The LOTUS database is a database of natural products, their associated producing organisms and the bibliographical references in which the discovery or identification was made. It is hosted on Wikidata as the main source of truth.

It is the result of a pretty large collaboration within the LOTUS initiative.

How was the search made?

Initially I used Streamlit for the prototype, it worked quite well, but it was becoming tricky to make a nice interface.

So I switched to using Dash and Dash Bootstrap Components.

To draw molecules, I had to create a component of EPAM’s ketcher that can be found here: https://github.com/lotusnprod/plotly-dash-ketcher.

The chemical search itself is handled by RDKit.

Currently everything is done in memory, new data is gathered from Wikidata every night and the database is rebuilt (it takes only a few minutes), there is a little downtime of a couple seconds when the switch is made, but that’s the price to pay for a simple and cheap deployment.
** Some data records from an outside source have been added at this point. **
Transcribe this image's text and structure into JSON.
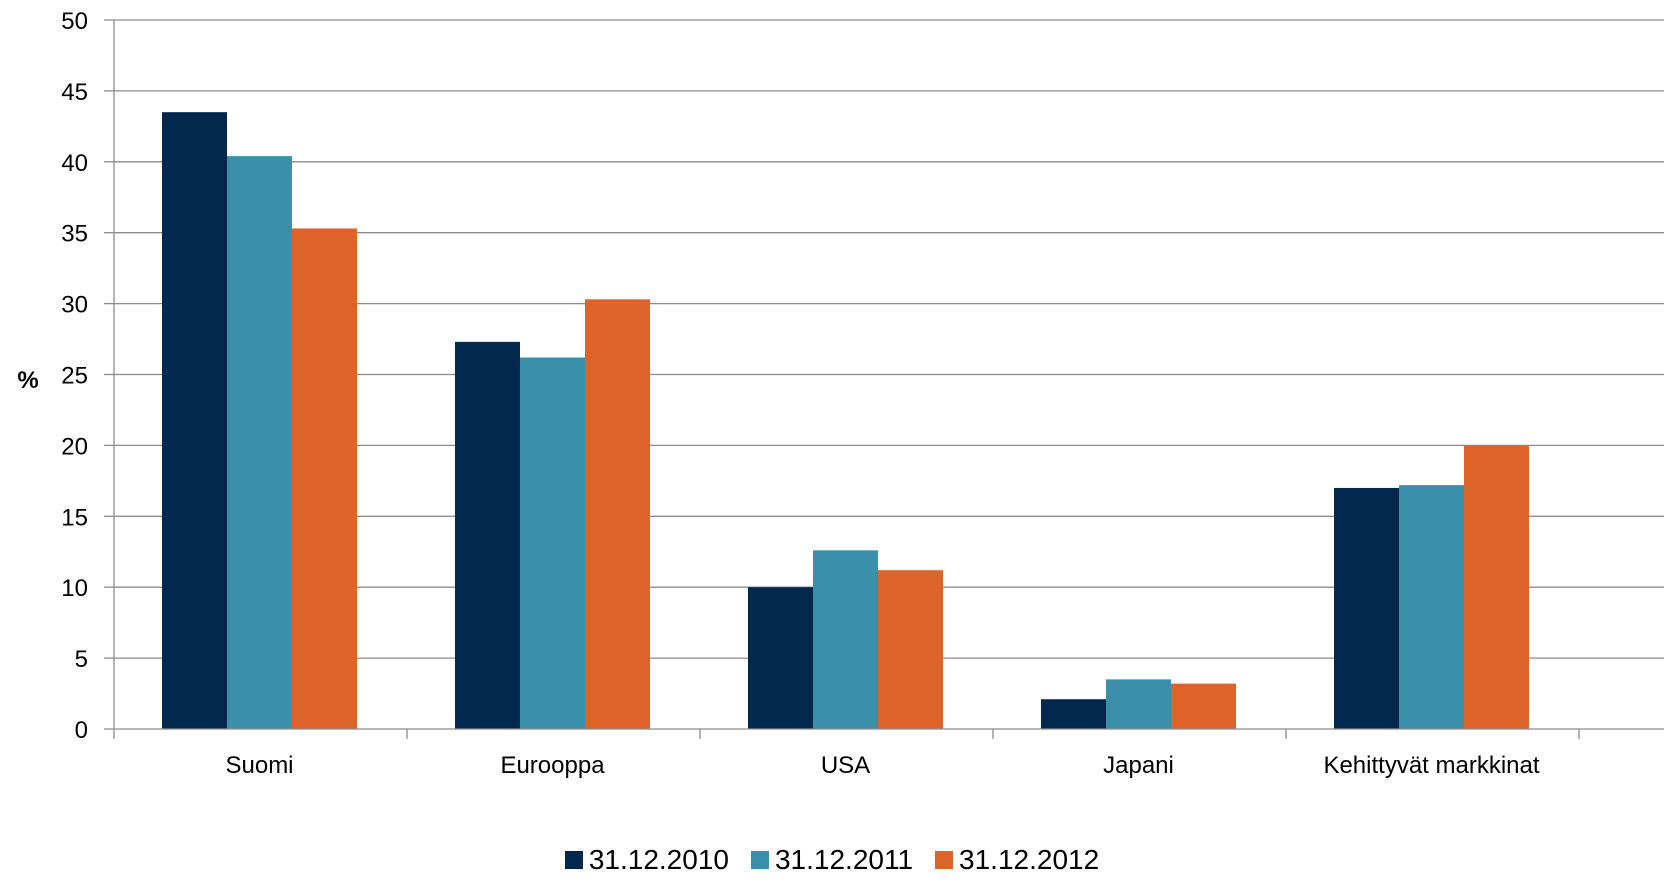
{
  "chart_data": {
    "type": "bar",
    "title": "",
    "xlabel": "",
    "ylabel": "%",
    "ylim": [
      0,
      50
    ],
    "yticks": [
      0,
      5,
      10,
      15,
      20,
      25,
      30,
      35,
      40,
      45,
      50
    ],
    "grid": true,
    "legend_position": "bottom",
    "categories": [
      "Suomi",
      "Eurooppa",
      "USA",
      "Japani",
      "Kehittyvät markkinat"
    ],
    "series": [
      {
        "name": "31.12.2010",
        "color": "#03284d",
        "values": [
          43.5,
          27.3,
          10.0,
          2.1,
          17.0
        ]
      },
      {
        "name": "31.12.2011",
        "color": "#3a8fab",
        "values": [
          40.4,
          26.2,
          12.6,
          3.5,
          17.2
        ]
      },
      {
        "name": "31.12.2012",
        "color": "#de632b",
        "values": [
          35.3,
          30.3,
          11.2,
          3.2,
          20.0
        ]
      }
    ]
  }
}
It is hosted at Hetzner on a tiny ARM machine (4 cores, 8GB RAM) and it works surprisingly well and could run on only half of that.

Contributors

The only direct contributor to the search project is Adriano Rutz. But really the whole initiative is a huge collaboration between a lot of people, go see our website: LOTUS initiative

What’s next?

Two major projects:

  • An API, so that the data can be used in other applications and we can decouple the UI from the data part.
  • Display the references and more information about the compounds and taxa.